Il était venu, chez lui, demander l'aide de tout le juunishi pour aider Akito.

Cesse de baiser avec la femme que j'aime, et on verra, avait-il eu envie de crier à ce moment-là. La femme que j'aime, la déesse que je dois partager avec douze autres personnes, celle qui n'est jamais totalement à moi, mon obsession.

Ils savaient maintenant qu'Akito était une femme. Et ils voulaient tous l'aider.

L'aider à quoi ?Même eux n'en savaient rien.

Shiguré n'avait jamais voulu aider Akito. Il voulait la posséder. Il la voulait pour lui. La libérer, oui, bien sûr, mais pour qu'elle lui appartienne, pour lui donner une nouvelle prison, la plus belle, la plus dorée, dans laquelle ils pourraient vivre et s'aimer, sans que Shiguré ait besoin de la partager, sans qu'elle puisse s'échapper.

Il était égoïste. Oh oui, il le savait ! Mais il l'aimait.
Il était pourtant convaincu qu'elle pourrait être heureuse à ses côtés. Et c'était pour cela qu'il avait œuvré depuis si longtemps. Mais depuis quelque temps, c'était de plus en plus dur. Il ne parvenait plus à faire semblant, à feindre la légèreté. Trop de temps, trop d'énergie. Il se sentait sur le point d'exploser, par colère et par désir. Akito était à lui, uniquement à lui. Et elle devait l'accepter. Même si, pour cela, elle devait souffrir. Même si, pour cela il devait la briser.

Il avait peur de lui faire du mal, il avait peur d'aller trop loin. Mais alors pourquoi n'abandonnait-il pas ? Pourquoi continuait-il à la vouloir ? Il ne s'était jamais posé la question.
Il ne pouvait n'y avoir qu'une seule femme pour lui.

« Ça va, monsieur ? »

Shiguré leva les yeux vers le barman, qui venait de lui parler, pencher au-dessus de son bar.

La trentaine, un visage frais, qui n'allait pas avec le décor assez lugubre de l'établissement.

« Pourquoi ? J'ai l'air mal au point ?» demanda Shiguré en portant son verre à ses lèvres.

Le barman rit doucement.

« Pas plus que les autres mecs qui viennent seuls tard le soir. Mais ils n'ont pas votre tête, ou votre classe. Vous avez l'air d'un type qui peut tout avoir.

- Vous ne devriez pas vous fier aux apparences. Je n'ai pas ce que je désire.

Une voix vint de sa gauche.
« Vous pourriez.»
Shiguré se tourna. Une jeune femme aux longs cheveux bruns avait pris place sur le siège à ses côtés. Elle portait une robe noire fine et des bottes à talons.

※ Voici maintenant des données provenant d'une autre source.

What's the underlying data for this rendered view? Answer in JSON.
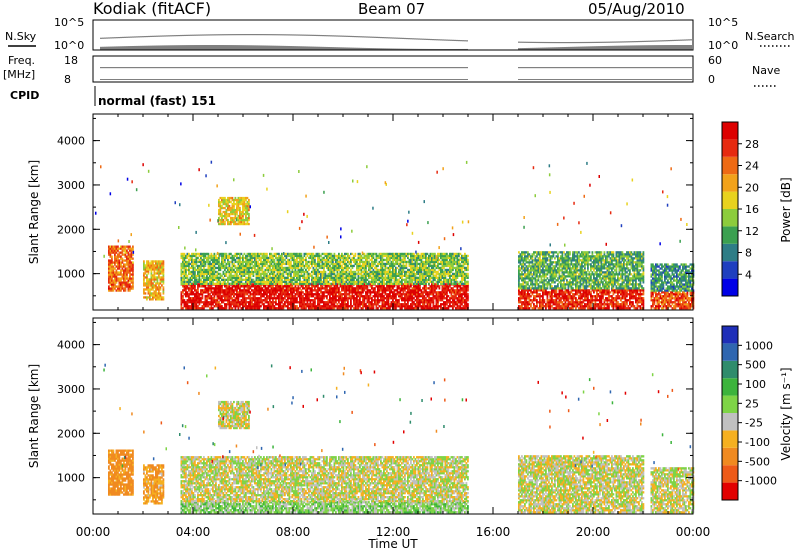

Elle avait un beau visage et un corps attirant. Ce furent les seuls détails que l'esprit ivre distingua de la jeune fille.

« Vous êtes un bel homme, » continua l'inconnue en souriant tendrement.

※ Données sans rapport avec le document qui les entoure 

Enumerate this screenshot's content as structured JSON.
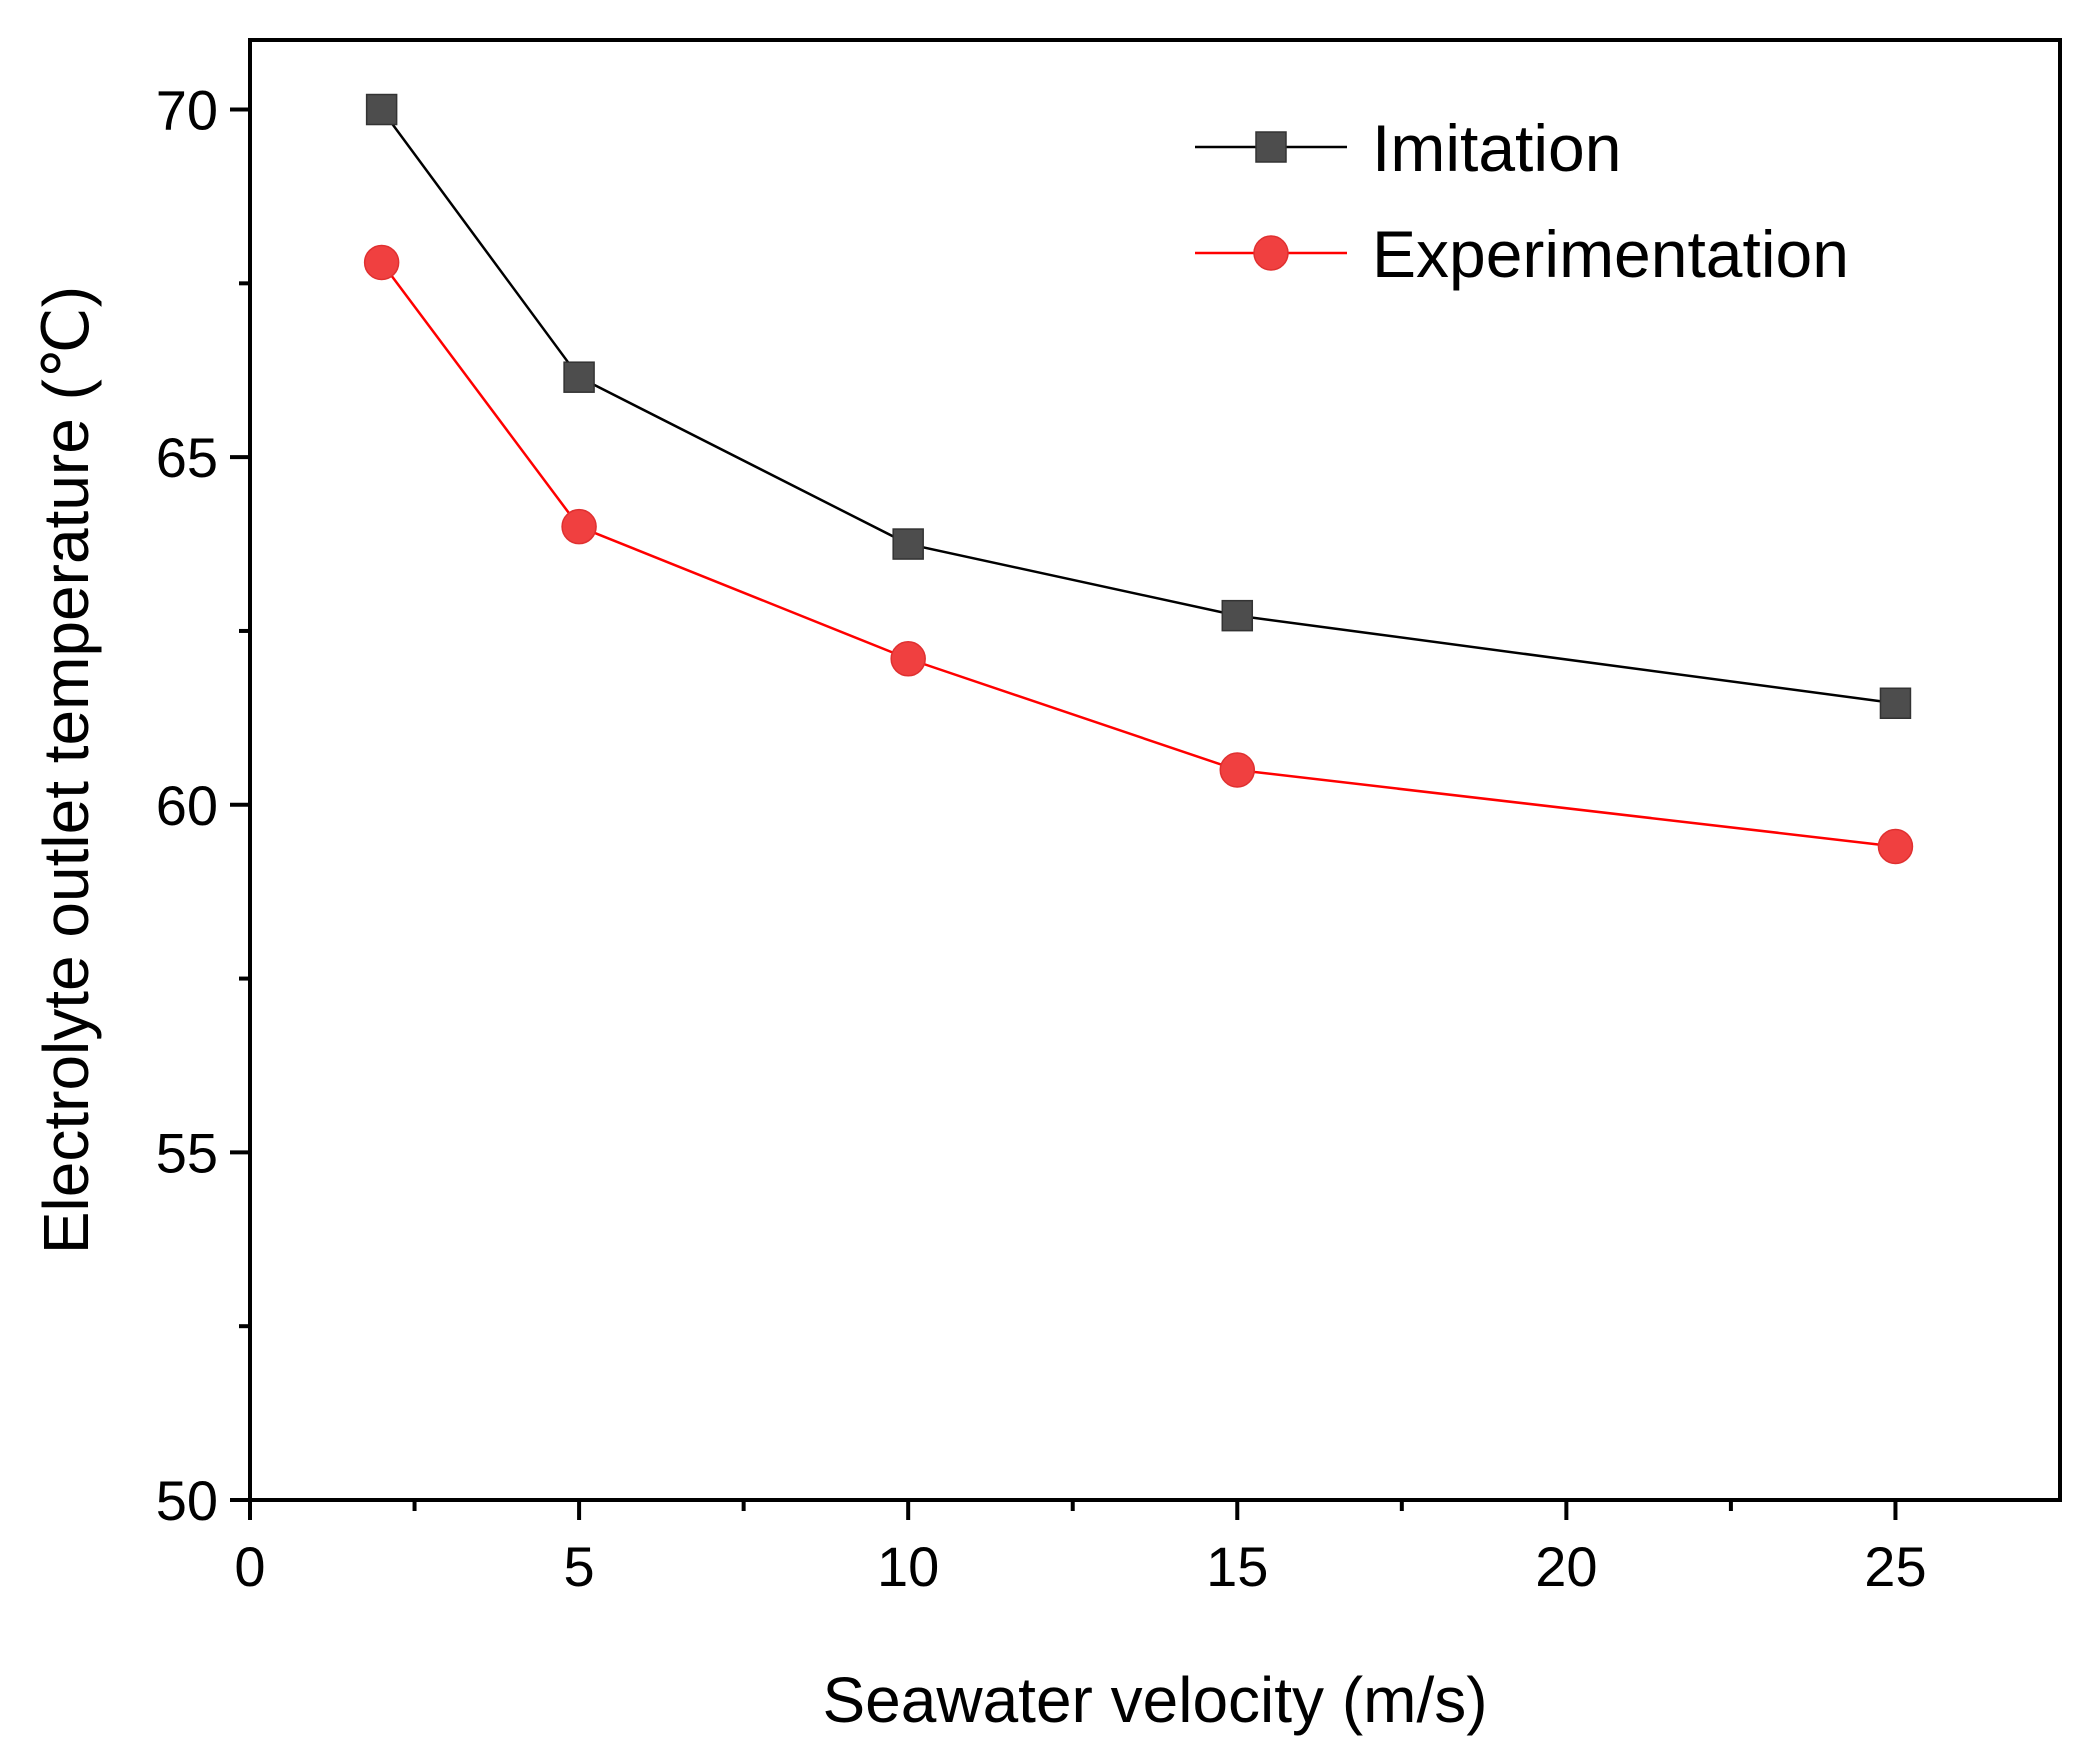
{
  "chart_data": {
    "type": "line",
    "title": "",
    "xlabel": "Seawater velocity (m/s)",
    "ylabel": "Electrolyte outlet temperature (℃)",
    "xlim": [
      0,
      27.5
    ],
    "ylim": [
      50,
      71
    ],
    "xticks": [
      0,
      5,
      10,
      15,
      20,
      25
    ],
    "xtick_labels": [
      "0",
      "5",
      "10",
      "15",
      "20",
      "25"
    ],
    "xminor": [
      2.5,
      7.5,
      12.5,
      17.5,
      22.5
    ],
    "yticks": [
      50,
      55,
      60,
      65,
      70
    ],
    "ytick_labels": [
      "50",
      "55",
      "60",
      "65",
      "70"
    ],
    "yminor": [
      52.5,
      57.5,
      62.5,
      67.5
    ],
    "grid": false,
    "legend_position": "top-right",
    "x": [
      2,
      5,
      10,
      15,
      25
    ],
    "series": [
      {
        "name": "Imitation",
        "values": [
          70.0,
          66.15,
          63.75,
          62.72,
          61.46
        ],
        "color": "#000000",
        "marker_color": "#4d4d4d",
        "marker": "square"
      },
      {
        "name": "Experimentation",
        "values": [
          67.8,
          64.0,
          62.1,
          60.5,
          59.4
        ],
        "color": "#ff0000",
        "marker_color": "#f04040",
        "marker": "circle"
      }
    ]
  }
}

Shiguré lui rendit son sourire, amusé par l'attitude assez directe de la jeune femme. Elle s'attendait sans doute à ce que Shiguré lui retourne le compliment et lui vanta sa beauté, mais il n'en fit rien. Il se contenta de commander un quatrième whisky au barman, et d'offrir à la jeune demoiselle ce qu'elle voulait. Il paierait. Pourquoi ? Peu importe. Il ne voulait pas être seul. Et la jeune femme était ravissante, n'est-ce pas ? Visiblement ravie, l'inconnue commanda un martini blanc.

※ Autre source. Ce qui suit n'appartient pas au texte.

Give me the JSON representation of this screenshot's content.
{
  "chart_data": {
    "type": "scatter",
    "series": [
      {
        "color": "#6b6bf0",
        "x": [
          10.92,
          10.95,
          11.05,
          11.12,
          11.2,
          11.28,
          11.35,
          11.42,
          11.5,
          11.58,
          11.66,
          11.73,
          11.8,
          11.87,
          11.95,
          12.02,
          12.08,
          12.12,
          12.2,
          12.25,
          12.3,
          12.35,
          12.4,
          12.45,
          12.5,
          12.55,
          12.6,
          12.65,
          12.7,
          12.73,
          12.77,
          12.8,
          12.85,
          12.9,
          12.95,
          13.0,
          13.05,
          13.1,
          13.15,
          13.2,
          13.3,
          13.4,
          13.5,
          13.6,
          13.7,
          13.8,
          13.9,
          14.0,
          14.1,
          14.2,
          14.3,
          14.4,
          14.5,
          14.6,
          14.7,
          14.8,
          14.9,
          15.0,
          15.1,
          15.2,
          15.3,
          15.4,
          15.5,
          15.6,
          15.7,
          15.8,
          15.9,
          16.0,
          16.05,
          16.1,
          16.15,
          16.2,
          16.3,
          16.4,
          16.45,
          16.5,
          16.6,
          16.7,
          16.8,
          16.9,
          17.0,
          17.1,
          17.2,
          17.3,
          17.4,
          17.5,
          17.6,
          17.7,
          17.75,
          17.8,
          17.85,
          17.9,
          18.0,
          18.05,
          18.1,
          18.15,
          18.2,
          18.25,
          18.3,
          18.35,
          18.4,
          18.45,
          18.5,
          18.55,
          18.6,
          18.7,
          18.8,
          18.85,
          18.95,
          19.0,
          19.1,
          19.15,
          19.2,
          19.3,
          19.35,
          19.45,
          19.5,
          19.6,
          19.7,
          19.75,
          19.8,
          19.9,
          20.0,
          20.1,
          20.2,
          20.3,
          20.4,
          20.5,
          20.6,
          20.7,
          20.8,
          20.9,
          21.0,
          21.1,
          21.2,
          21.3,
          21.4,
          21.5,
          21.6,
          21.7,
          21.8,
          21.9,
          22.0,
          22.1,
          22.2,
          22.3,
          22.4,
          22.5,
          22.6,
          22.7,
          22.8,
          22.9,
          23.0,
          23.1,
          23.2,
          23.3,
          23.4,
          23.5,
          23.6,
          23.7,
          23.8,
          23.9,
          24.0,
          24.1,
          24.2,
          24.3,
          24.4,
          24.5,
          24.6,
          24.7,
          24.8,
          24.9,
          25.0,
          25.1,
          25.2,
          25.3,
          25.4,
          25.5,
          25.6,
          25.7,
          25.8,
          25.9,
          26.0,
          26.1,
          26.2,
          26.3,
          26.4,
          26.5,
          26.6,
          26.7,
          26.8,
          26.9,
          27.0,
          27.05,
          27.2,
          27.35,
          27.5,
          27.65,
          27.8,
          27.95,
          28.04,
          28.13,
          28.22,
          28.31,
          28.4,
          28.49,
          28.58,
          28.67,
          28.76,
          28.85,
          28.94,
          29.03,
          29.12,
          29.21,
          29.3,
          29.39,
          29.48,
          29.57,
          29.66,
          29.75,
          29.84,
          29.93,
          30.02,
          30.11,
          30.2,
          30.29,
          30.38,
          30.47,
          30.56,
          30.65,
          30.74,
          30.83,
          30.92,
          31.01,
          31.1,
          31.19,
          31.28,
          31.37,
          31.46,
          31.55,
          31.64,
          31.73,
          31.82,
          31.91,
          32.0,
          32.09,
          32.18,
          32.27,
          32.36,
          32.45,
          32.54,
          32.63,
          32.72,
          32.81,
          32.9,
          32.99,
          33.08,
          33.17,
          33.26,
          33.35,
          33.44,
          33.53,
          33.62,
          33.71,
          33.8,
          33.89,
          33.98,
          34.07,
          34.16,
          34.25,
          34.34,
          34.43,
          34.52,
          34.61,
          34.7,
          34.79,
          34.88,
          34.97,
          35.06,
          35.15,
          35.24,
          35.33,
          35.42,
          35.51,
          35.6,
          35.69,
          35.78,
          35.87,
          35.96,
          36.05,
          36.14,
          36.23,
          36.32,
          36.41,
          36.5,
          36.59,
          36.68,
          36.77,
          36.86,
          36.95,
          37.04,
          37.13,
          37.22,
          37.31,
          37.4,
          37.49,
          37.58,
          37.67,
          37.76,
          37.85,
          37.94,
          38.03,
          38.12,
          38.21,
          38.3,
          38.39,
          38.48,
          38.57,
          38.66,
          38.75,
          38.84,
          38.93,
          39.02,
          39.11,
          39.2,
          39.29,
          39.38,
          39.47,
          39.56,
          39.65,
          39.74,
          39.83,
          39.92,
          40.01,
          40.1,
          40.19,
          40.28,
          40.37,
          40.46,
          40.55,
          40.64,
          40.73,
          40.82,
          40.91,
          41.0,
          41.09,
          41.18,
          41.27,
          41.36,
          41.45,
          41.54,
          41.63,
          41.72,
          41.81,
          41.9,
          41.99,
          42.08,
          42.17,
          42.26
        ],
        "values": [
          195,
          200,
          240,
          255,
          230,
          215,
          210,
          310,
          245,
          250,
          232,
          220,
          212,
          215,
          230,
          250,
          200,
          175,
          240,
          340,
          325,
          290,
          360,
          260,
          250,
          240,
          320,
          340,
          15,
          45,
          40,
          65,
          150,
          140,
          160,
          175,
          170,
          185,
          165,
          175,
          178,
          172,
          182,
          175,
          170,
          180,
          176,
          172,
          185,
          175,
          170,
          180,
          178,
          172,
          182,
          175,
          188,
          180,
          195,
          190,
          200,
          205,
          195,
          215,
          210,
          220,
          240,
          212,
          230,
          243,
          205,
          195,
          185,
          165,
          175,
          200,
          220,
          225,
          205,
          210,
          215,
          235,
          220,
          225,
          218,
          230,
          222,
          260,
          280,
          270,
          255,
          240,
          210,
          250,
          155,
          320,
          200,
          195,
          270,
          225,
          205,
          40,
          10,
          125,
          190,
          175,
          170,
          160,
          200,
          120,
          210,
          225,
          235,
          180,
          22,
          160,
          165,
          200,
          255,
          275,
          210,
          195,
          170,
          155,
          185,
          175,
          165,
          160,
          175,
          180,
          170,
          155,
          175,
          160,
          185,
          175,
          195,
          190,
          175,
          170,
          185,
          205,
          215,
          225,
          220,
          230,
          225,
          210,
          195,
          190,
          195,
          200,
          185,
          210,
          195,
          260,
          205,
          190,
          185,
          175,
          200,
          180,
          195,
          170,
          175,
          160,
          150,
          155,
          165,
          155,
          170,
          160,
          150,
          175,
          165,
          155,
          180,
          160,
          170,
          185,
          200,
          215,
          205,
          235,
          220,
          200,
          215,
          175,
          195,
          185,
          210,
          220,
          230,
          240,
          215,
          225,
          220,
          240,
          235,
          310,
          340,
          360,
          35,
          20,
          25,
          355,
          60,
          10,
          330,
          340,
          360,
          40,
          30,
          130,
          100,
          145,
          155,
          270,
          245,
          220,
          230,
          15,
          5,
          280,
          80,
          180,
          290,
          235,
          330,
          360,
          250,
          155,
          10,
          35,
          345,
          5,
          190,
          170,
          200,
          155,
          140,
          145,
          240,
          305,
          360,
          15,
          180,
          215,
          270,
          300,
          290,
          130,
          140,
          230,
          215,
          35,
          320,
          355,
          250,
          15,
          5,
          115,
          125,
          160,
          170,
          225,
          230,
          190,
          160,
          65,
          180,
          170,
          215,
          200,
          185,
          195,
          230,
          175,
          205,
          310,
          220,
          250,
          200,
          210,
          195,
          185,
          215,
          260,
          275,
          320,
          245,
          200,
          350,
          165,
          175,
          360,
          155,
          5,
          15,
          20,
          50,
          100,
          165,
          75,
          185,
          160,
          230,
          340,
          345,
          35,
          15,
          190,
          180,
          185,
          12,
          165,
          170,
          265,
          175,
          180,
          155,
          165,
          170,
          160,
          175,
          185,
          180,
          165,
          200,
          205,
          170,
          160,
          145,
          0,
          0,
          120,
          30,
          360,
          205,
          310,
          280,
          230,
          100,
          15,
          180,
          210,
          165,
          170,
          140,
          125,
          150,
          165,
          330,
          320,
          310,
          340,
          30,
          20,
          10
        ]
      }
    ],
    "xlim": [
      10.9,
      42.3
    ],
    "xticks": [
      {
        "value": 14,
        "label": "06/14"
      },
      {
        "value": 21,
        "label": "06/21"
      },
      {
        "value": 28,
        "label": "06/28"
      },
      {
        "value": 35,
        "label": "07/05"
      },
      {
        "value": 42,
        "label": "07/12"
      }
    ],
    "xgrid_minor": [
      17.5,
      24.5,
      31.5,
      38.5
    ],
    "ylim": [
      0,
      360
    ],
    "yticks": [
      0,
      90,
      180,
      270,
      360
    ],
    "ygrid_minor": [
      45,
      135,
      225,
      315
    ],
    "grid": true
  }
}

- Vous ne venez pas souvent ici, dit-elle.

- Pourquoi dites-vous cela ?

Elle sourit et le regarda intensément.

- Si c'était le cas, je vous aurais remarqué depuis longtemps.

- Merci. Vous êtes toujours aussi directe ?

- Seulement avec les hommes qui me plaisent. »
Un sourire à nouveau. Shiguré fixait ses lèvres, sublimées par un rouge carmin. Akito aurait été si ravissante avec ce rouge à lèvres…

La jeune femme continuait à parler. Il n'enregistrait que des bribes de son discours. Elle était agent immobilier et venait récemment de rompre avec son fiancé. Il n'écoutait pas ses paroles, il était hypnotisé par ses gestes, par son élégance et sa séduction. Par sa féminité.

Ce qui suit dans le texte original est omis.